10,000 (2013); 100 per cent of people live in urban areas; growth 0.4 per cent p.a. 1990–2013; birth rate 20 per 1,000 people (est); life expectancy 66 years (est).
The indigenous people of Nauru are Micronesians. Increased population since the 1960s has put extreme pressure on the coastal fringe surrounding the island, which is currently the only space available for housing.

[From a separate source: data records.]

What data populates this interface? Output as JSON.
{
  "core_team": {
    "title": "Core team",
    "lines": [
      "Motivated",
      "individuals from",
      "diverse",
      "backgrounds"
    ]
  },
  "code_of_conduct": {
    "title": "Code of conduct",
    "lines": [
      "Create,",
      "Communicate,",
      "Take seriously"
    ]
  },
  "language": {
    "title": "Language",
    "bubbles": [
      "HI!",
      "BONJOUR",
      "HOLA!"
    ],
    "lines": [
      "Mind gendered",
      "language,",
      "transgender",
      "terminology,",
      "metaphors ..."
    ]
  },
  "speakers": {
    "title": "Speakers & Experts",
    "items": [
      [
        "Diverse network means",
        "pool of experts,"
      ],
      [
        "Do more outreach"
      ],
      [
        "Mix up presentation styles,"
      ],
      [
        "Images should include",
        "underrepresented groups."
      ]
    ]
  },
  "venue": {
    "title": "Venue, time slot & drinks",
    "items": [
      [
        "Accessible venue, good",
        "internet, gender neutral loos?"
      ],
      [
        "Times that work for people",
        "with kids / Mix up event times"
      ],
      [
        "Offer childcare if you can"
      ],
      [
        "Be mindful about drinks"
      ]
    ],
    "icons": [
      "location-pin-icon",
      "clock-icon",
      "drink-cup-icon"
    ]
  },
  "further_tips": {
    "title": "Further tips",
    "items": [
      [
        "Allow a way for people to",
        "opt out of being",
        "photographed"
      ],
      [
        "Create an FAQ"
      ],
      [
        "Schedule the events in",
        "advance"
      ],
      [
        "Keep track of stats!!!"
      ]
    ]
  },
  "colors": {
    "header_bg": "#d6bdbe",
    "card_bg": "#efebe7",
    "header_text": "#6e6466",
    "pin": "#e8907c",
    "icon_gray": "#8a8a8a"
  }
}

Nauruan and English are spoken, but English, the official language, is the usual written language.
Mainly Christians (predominantly Protestants).
There is a high incidence of diabetes, cancer and heart disease. There is no malaria. Medical and dental treatment is free for all Nauruans and for government employees and their families. There are two hospitals, one for Nauruans and one provided by the Nauru Phosphate Corporation, which is mainly for employees of the corporation. A pure water supply is provided by the Nauru Phosphate Corporation’s desalination plant. Infant mortality was 30 per 1,000 live births in 2013.
There are 11 years of compulsory education starting at the age of six. Primary school comprises six years and secondary six, with cycles of four and two years. The school year starts in January.
Students go overseas for higher education, mainly to Australia and New Zealand, and scholarships are available for this. Nauru is a partner in the regional University of the South Pacific, which has a centre in Nauru and its main campus in Suva, Fiji.
There is no daily newspaper. The Bulletin is published weekly in Nauruan and English by the government, and Central Star News and The Nauru Chronicle fortnightly.
The Nauru Broadcasting Service provides public radio and TV services. Radio Nauru broadcasts in English and Nauruan and includes material from Radio Australia and the BBC, and Nauru Television includes programmes from Australia and New Zealand.
Country code 674; internet domain ‘.nr’. Digicel introduced a mobile phone service in 2009.
For every 1,000 people there are 678 mobile phone subscriptions (2012) and 540 internet users (2011).
New Year’s Day, Independence Day (31 January), Constitution Day (17 May), Angam Day (26 October), Christmas Day and Boxing Day. The word Angam means ‘homecoming’ and Angam Day commemorates the various times in history when the size of the Nauruan population has returned to 1,500, which is thought to be the minimum number necessary for survival.
Religious and other festivals whose dates vary from year to year include Good Friday and Easter Monday.